Cercò di ignorare il nodo in gola e sbatté le palpebre quando spuntarono le prime lacrime. Si godette l’abbraccio dei suoi fratelli, sentendosi come se potesse proteggerli dal resto del mondo.

Dio, cosa non avrebbe fatto per farli stare bene. Sarebbe stata disposta a qualsiasi cosa pur di tenerli al sicuro.

Si girò verso Travis. «Solo per questa settimana, intesi? Andrai a lavorare, poi Cammie migliorerà e troverò io qualcosa da fare. Spero di riuscire a lavorare durante il giorno, così la sera potremo cenare insieme, proprio come una famiglia.»

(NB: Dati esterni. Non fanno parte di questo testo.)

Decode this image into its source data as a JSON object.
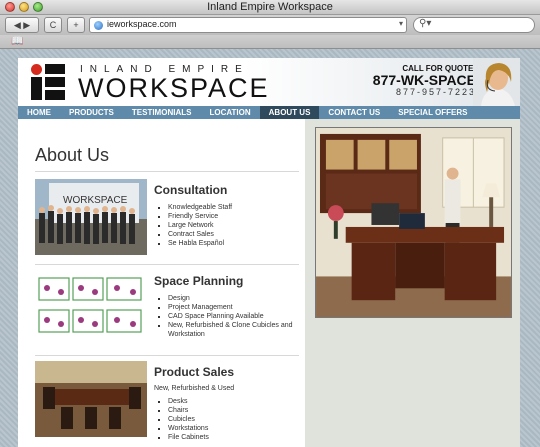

«Mi sento meglio, Evie» disse Cammie, in tono solenne. Evie le passò una mano tra i capelli e le baciò una tempia, lasciando le labbra lì premute per un lungo momento, contro la sua pelle ancora calda di febbre.

«Vedo che stai meglio, piccola, ma hai bisogno di riposare ancora qualche giorno. Non c’è fretta, vero? Domani comprerò della verdura e vedremo come starai, poi ti farò una sorpresa.»

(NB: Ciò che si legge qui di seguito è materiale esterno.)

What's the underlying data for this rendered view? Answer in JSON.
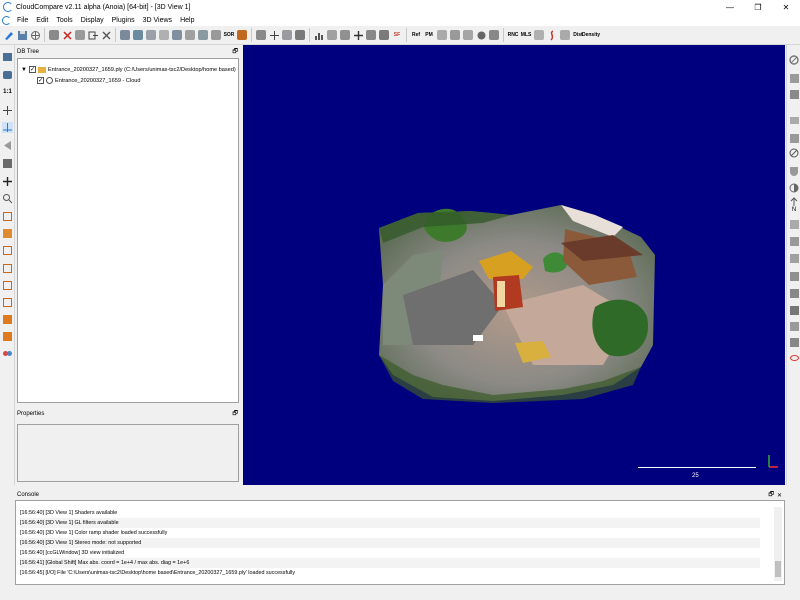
{
  "window": {
    "title": "CloudCompare v2.11 alpha (Anoia) [64-bit] - [3D View 1]",
    "controls": [
      "—",
      "❐",
      "✕"
    ]
  },
  "menu": [
    "File",
    "Edit",
    "Tools",
    "Display",
    "Plugins",
    "3D Views",
    "Help"
  ],
  "toolbar": {
    "sor_label": "SOR",
    "sf_label": "SF",
    "ref_label": "Ref",
    "pm_label": "PM",
    "vnc_label": "RNC",
    "mls_label": "MLS",
    "dist_label": "Dist",
    "density_label": "Density"
  },
  "db_tree": {
    "title": "DB Tree",
    "root_label": "Entrance_20200327_1659.ply (C:/Users/unimas-tsc2/Desktop/home based)",
    "child_label": "Entrance_20200327_1659 - Cloud"
  },
  "properties": {
    "title": "Properties"
  },
  "view3d": {
    "scale_value": "25",
    "background_color": "#00007f"
  },
  "console": {
    "title": "Console",
    "lines": [
      "[16:56:40] [3D View 1] Shaders available",
      "[16:56:40] [3D View 1] GL filters available",
      "[16:56:40] [3D View 1] Color ramp shader loaded successfully",
      "[16:56:40] [3D View 1] Stereo mode: not supported",
      "[16:56:40] [ccGLWindow] 3D view initialized",
      "[16:56:41] [Global Shift] Max abs. coord = 1e+4 / max abs. diag = 1e+6",
      "[16:56:45] [I/O] File 'C:\\Users\\unimas-tsc2\\Desktop\\home based\\Entrance_20200327_1659.ply' loaded successfully"
    ]
  },
  "float_icon": "🗗"
}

Gli occhi di Cammie si spalancarono. «Una sorpresa? Mi piacciono le sorprese!»

Eve sorrise. A quale bimba non piacciono? C’era un negozietto dell’usato non molto lontano dalla ferramenta dove lavorava Travis. Ci sarebbe andata sul presto, prima che lui cominciasse il turno, a vedere cosa riusciva a trovare per lei. Cammie aveva bisogno di qualche maglietta e di pantaloncini nuovi. Qualcosa di fresco dato che non avevano l’aria condizionata e le temperature erano già abbastanza alte, nonostante non fosse ancora estate.

«Ora ti terrò un po’ sulle spine» disse Eve, dandole un altro pizzicotto sulla guancia.

Avevano vissuto di poche pretese negli ultimi mesi. A volte sembrava che stessero scappando da anni, e che fosse quella la loro vita. Sembrava che fosse sempre stato così. Era dura per Eve ricordare la normalità, quando non aveva il peso del mondo sulle spalle e non era costretta a respirare aria e terrore.

«Ho sonno, Evie» farfugliò Cammie, soffocando uno sbadiglio con una mano ancora imbrattata di ketchup (a causa dell’hamburger che aveva appena divorato).

Travis sorrise. «Dài, ti porto a letto e ti rimbocco le coperte. Che ne dici?»

Per tutta risposta Cammie si divincolò dall’abbraccio di Eve e tese le braccia a Travis, perché la prendesse. Lui la sollevò con facilità e la portò nell’unica camera da letto, che dividevano lei ed Eve. Travis dormiva sul divano.

Quando lasciarono il soggiorno, Eve nascose il volto tra le mani, arrendendosi per un attimo alla disperazione che gravava su di lei come la più nera delle nuvole. Una nuvola carica di fulmini e pioggia.

Oh dio, che cosa avrebbero fatto? Non potevano scappare per sempre. Non potevano scappare dal passato. Non sapere quando o per quanto tempo avrebbero vissuto in quel modo le faceva rivoltare lo stomaco. Doveva stare bene per Cammie e per Travis. Dipendevano da lei. Era la sola costante nelle loro vite sconvolte.

Si sentiva sopraffatta dall’amarezza e dall’odio. Non credeva di poter provare un sentimento simile, così vivo e insidioso. Non aveva mai pensato di commettere un crimine, ma avrebbe volentieri trascorso il resto della sua vita in prigione pur di salvare Cammie e Travis e offrire loro un’esistenza migliore. Tuttavia non poteva lasciarli da soli.

Avrebbe fatto qualunque cosa in suo potere perché stessero bene. Anche fuggire per il resto dei loro giorni, se fosse stato necessario, guardandosi le spalle per sempre.